When he glanced up in surprise, all he got was her back, but he smiled anyhow.

“Come in.”

“Morning, Captain.”

Captain John Henry looked up from the stack of departmental reports he’d been perusing as the door to his small office closed and he registered the identity of the unmistakable voice he hadn’t heard for several months. “Frye.”

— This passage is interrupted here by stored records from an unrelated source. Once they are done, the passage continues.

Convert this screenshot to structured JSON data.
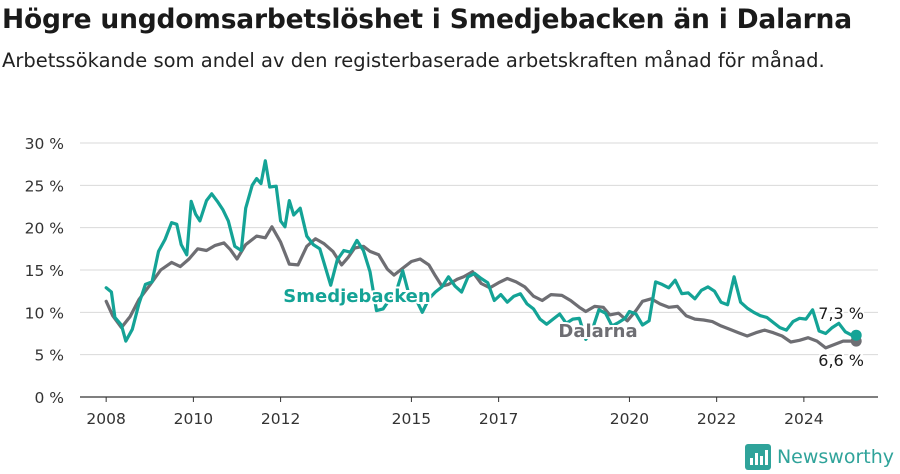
{
  "title": "Högre ungdomsarbetslöshet i Smedjebacken än i Dalarna",
  "subtitle": "Arbetssökande som andel av den registerbaserade arbetskraften månad för månad.",
  "brand": {
    "name": "Newsworthy",
    "icon": "bar-chart-icon",
    "color": "#2fa39a"
  },
  "chart_data": {
    "type": "line",
    "ylim": [
      0,
      30
    ],
    "xlim": [
      2007.4,
      2025.7
    ],
    "yticks": [
      "0 %",
      "5 %",
      "10 %",
      "15 %",
      "20 %",
      "25 %",
      "30 %"
    ],
    "yticks_values": [
      0,
      5,
      10,
      15,
      20,
      25,
      30
    ],
    "xticks": [
      "2008",
      "2010",
      "2012",
      "2015",
      "2017",
      "2020",
      "2022",
      "2024"
    ],
    "xticks_values": [
      2008,
      2010,
      2012,
      2015,
      2017,
      2020,
      2022,
      2024
    ],
    "grid": true,
    "series": [
      {
        "name": "Dalarna",
        "label": "Dalarna",
        "color": "#6e6e73",
        "end_label": "6,6 %",
        "points": [
          [
            2008.0,
            11.3
          ],
          [
            2008.15,
            9.6
          ],
          [
            2008.35,
            8.2
          ],
          [
            2008.55,
            9.5
          ],
          [
            2008.75,
            11.5
          ],
          [
            2009.0,
            13.2
          ],
          [
            2009.25,
            15.0
          ],
          [
            2009.5,
            15.9
          ],
          [
            2009.7,
            15.4
          ],
          [
            2009.9,
            16.3
          ],
          [
            2010.1,
            17.5
          ],
          [
            2010.3,
            17.3
          ],
          [
            2010.5,
            17.9
          ],
          [
            2010.7,
            18.2
          ],
          [
            2010.85,
            17.4
          ],
          [
            2011.0,
            16.3
          ],
          [
            2011.2,
            18.0
          ],
          [
            2011.45,
            19.0
          ],
          [
            2011.65,
            18.8
          ],
          [
            2011.8,
            20.1
          ],
          [
            2012.0,
            18.3
          ],
          [
            2012.2,
            15.7
          ],
          [
            2012.4,
            15.6
          ],
          [
            2012.6,
            17.8
          ],
          [
            2012.8,
            18.7
          ],
          [
            2013.0,
            18.1
          ],
          [
            2013.2,
            17.2
          ],
          [
            2013.4,
            15.6
          ],
          [
            2013.55,
            16.5
          ],
          [
            2013.7,
            17.6
          ],
          [
            2013.9,
            17.8
          ],
          [
            2014.05,
            17.2
          ],
          [
            2014.25,
            16.8
          ],
          [
            2014.45,
            15.1
          ],
          [
            2014.6,
            14.4
          ],
          [
            2014.8,
            15.2
          ],
          [
            2015.0,
            16.0
          ],
          [
            2015.2,
            16.3
          ],
          [
            2015.4,
            15.6
          ],
          [
            2015.55,
            14.3
          ],
          [
            2015.7,
            13.1
          ],
          [
            2015.85,
            13.3
          ],
          [
            2016.05,
            13.9
          ],
          [
            2016.2,
            14.2
          ],
          [
            2016.4,
            14.8
          ],
          [
            2016.6,
            13.4
          ],
          [
            2016.8,
            12.9
          ],
          [
            2017.0,
            13.5
          ],
          [
            2017.2,
            14.0
          ],
          [
            2017.4,
            13.6
          ],
          [
            2017.6,
            13.0
          ],
          [
            2017.8,
            11.9
          ],
          [
            2018.0,
            11.4
          ],
          [
            2018.2,
            12.1
          ],
          [
            2018.45,
            12.0
          ],
          [
            2018.65,
            11.4
          ],
          [
            2018.85,
            10.6
          ],
          [
            2019.0,
            10.1
          ],
          [
            2019.2,
            10.7
          ],
          [
            2019.4,
            10.6
          ],
          [
            2019.55,
            9.7
          ],
          [
            2019.75,
            9.9
          ],
          [
            2019.95,
            9.0
          ],
          [
            2020.15,
            10.2
          ],
          [
            2020.3,
            11.3
          ],
          [
            2020.5,
            11.6
          ],
          [
            2020.7,
            11.0
          ],
          [
            2020.9,
            10.6
          ],
          [
            2021.1,
            10.7
          ],
          [
            2021.3,
            9.6
          ],
          [
            2021.5,
            9.2
          ],
          [
            2021.7,
            9.1
          ],
          [
            2021.9,
            8.9
          ],
          [
            2022.1,
            8.4
          ],
          [
            2022.3,
            8.0
          ],
          [
            2022.5,
            7.6
          ],
          [
            2022.7,
            7.2
          ],
          [
            2022.9,
            7.6
          ],
          [
            2023.1,
            7.9
          ],
          [
            2023.3,
            7.6
          ],
          [
            2023.5,
            7.2
          ],
          [
            2023.7,
            6.5
          ],
          [
            2023.9,
            6.7
          ],
          [
            2024.1,
            7.0
          ],
          [
            2024.3,
            6.6
          ],
          [
            2024.5,
            5.8
          ],
          [
            2024.7,
            6.2
          ],
          [
            2024.9,
            6.6
          ],
          [
            2025.05,
            6.6
          ],
          [
            2025.2,
            6.6
          ]
        ]
      },
      {
        "name": "Smedjebacken",
        "label": "Smedjebacken",
        "color": "#14a396",
        "end_label": "7,3 %",
        "points": [
          [
            2008.0,
            12.9
          ],
          [
            2008.12,
            12.4
          ],
          [
            2008.2,
            9.4
          ],
          [
            2008.35,
            8.5
          ],
          [
            2008.45,
            6.6
          ],
          [
            2008.6,
            8.0
          ],
          [
            2008.75,
            11.0
          ],
          [
            2008.9,
            13.3
          ],
          [
            2009.05,
            13.6
          ],
          [
            2009.2,
            17.2
          ],
          [
            2009.35,
            18.6
          ],
          [
            2009.5,
            20.6
          ],
          [
            2009.62,
            20.4
          ],
          [
            2009.72,
            18.0
          ],
          [
            2009.85,
            16.8
          ],
          [
            2009.95,
            23.1
          ],
          [
            2010.05,
            21.6
          ],
          [
            2010.15,
            20.8
          ],
          [
            2010.3,
            23.2
          ],
          [
            2010.42,
            24.0
          ],
          [
            2010.55,
            23.1
          ],
          [
            2010.68,
            22.1
          ],
          [
            2010.8,
            20.8
          ],
          [
            2010.95,
            17.8
          ],
          [
            2011.1,
            17.3
          ],
          [
            2011.2,
            22.3
          ],
          [
            2011.35,
            25.0
          ],
          [
            2011.45,
            25.8
          ],
          [
            2011.55,
            25.2
          ],
          [
            2011.65,
            27.9
          ],
          [
            2011.75,
            24.8
          ],
          [
            2011.9,
            24.9
          ],
          [
            2012.0,
            20.8
          ],
          [
            2012.1,
            20.1
          ],
          [
            2012.2,
            23.2
          ],
          [
            2012.3,
            21.5
          ],
          [
            2012.45,
            22.3
          ],
          [
            2012.6,
            19.0
          ],
          [
            2012.75,
            18.0
          ],
          [
            2012.9,
            17.5
          ],
          [
            2013.05,
            14.9
          ],
          [
            2013.15,
            13.2
          ],
          [
            2013.3,
            16.2
          ],
          [
            2013.45,
            17.3
          ],
          [
            2013.6,
            17.1
          ],
          [
            2013.75,
            18.5
          ],
          [
            2013.9,
            17.3
          ],
          [
            2014.05,
            14.8
          ],
          [
            2014.2,
            10.2
          ],
          [
            2014.35,
            10.4
          ],
          [
            2014.5,
            11.5
          ],
          [
            2014.65,
            12.4
          ],
          [
            2014.8,
            14.9
          ],
          [
            2014.95,
            12.0
          ],
          [
            2015.1,
            11.6
          ],
          [
            2015.25,
            10.0
          ],
          [
            2015.4,
            11.6
          ],
          [
            2015.55,
            12.4
          ],
          [
            2015.7,
            13.0
          ],
          [
            2015.85,
            14.2
          ],
          [
            2016.0,
            13.1
          ],
          [
            2016.15,
            12.4
          ],
          [
            2016.3,
            14.2
          ],
          [
            2016.45,
            14.6
          ],
          [
            2016.6,
            14.0
          ],
          [
            2016.75,
            13.5
          ],
          [
            2016.9,
            11.4
          ],
          [
            2017.05,
            12.1
          ],
          [
            2017.2,
            11.2
          ],
          [
            2017.35,
            11.9
          ],
          [
            2017.5,
            12.2
          ],
          [
            2017.65,
            11.0
          ],
          [
            2017.8,
            10.4
          ],
          [
            2017.95,
            9.2
          ],
          [
            2018.1,
            8.6
          ],
          [
            2018.25,
            9.2
          ],
          [
            2018.4,
            9.8
          ],
          [
            2018.55,
            8.7
          ],
          [
            2018.7,
            9.2
          ],
          [
            2018.85,
            9.3
          ],
          [
            2019.0,
            6.8
          ],
          [
            2019.15,
            8.0
          ],
          [
            2019.3,
            10.3
          ],
          [
            2019.45,
            9.9
          ],
          [
            2019.6,
            8.4
          ],
          [
            2019.75,
            8.8
          ],
          [
            2019.9,
            9.3
          ],
          [
            2020.0,
            10.1
          ],
          [
            2020.15,
            9.8
          ],
          [
            2020.3,
            8.5
          ],
          [
            2020.45,
            9.0
          ],
          [
            2020.6,
            13.6
          ],
          [
            2020.75,
            13.3
          ],
          [
            2020.9,
            12.9
          ],
          [
            2021.05,
            13.8
          ],
          [
            2021.2,
            12.2
          ],
          [
            2021.35,
            12.3
          ],
          [
            2021.5,
            11.6
          ],
          [
            2021.65,
            12.6
          ],
          [
            2021.8,
            13.0
          ],
          [
            2021.95,
            12.5
          ],
          [
            2022.1,
            11.2
          ],
          [
            2022.25,
            10.9
          ],
          [
            2022.4,
            14.2
          ],
          [
            2022.55,
            11.2
          ],
          [
            2022.7,
            10.5
          ],
          [
            2022.85,
            10.0
          ],
          [
            2023.0,
            9.6
          ],
          [
            2023.15,
            9.4
          ],
          [
            2023.3,
            8.8
          ],
          [
            2023.45,
            8.2
          ],
          [
            2023.6,
            7.9
          ],
          [
            2023.75,
            8.9
          ],
          [
            2023.9,
            9.3
          ],
          [
            2024.05,
            9.2
          ],
          [
            2024.2,
            10.3
          ],
          [
            2024.35,
            7.8
          ],
          [
            2024.5,
            7.5
          ],
          [
            2024.65,
            8.2
          ],
          [
            2024.8,
            8.7
          ],
          [
            2024.95,
            7.7
          ],
          [
            2025.1,
            7.3
          ],
          [
            2025.2,
            7.3
          ]
        ]
      }
    ]
  }
}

They eyed one another for a moment, taking stock. They’d worked together for six years, they respected one another, and they took nothing for granted. She stood in front of his desk as relaxed as she ever got, which was to say, hands loose at her sides but muscles coiled and set to spring. He leaned back in the leather chair, his one concession to comfort, with his summer-weight blended gabardine jacket on, tie tightly knotted beneath a snowy white collar, his handsome mahogany features inscrutable. He placed his pen on the desktop.

“I take you have something to say?”

“Yes, sir. I’m ready to work.”

He sighed. “Sit down, Sergeant.”

She did, crossing one calf over the opposite knee, her hands motionless on the armrest. The last time she’d sat in this room, she’d come perilously close to insubordination and had nearly torpedoed her career. Catherine had been sitting beside her, and Henry had asked the psychiatrist to put her own life in danger. Rebecca had disagreed—vocally and repeatedly. She still didn’t know why he hadn’t slapped her down that day, but had put her in charge of the operation instead. The one time she’d seen him since had been in the hospital, when she’d awakened to find him sitting nearby. She vaguely remembered him saying that she’d done the department proud.

“I don’t suppose you remember that there are protocols for this situation.” Frye was his best detective, but she didn’t always play by the rules, at least not the bureaucratic ones. Most effective cops didn’t. But there were some rules he couldn’t bend.

“I know that,” she replied. “I was just hoping to speed up the process.” She waited a beat, then added, “And I wanted to check out the lay of the land.”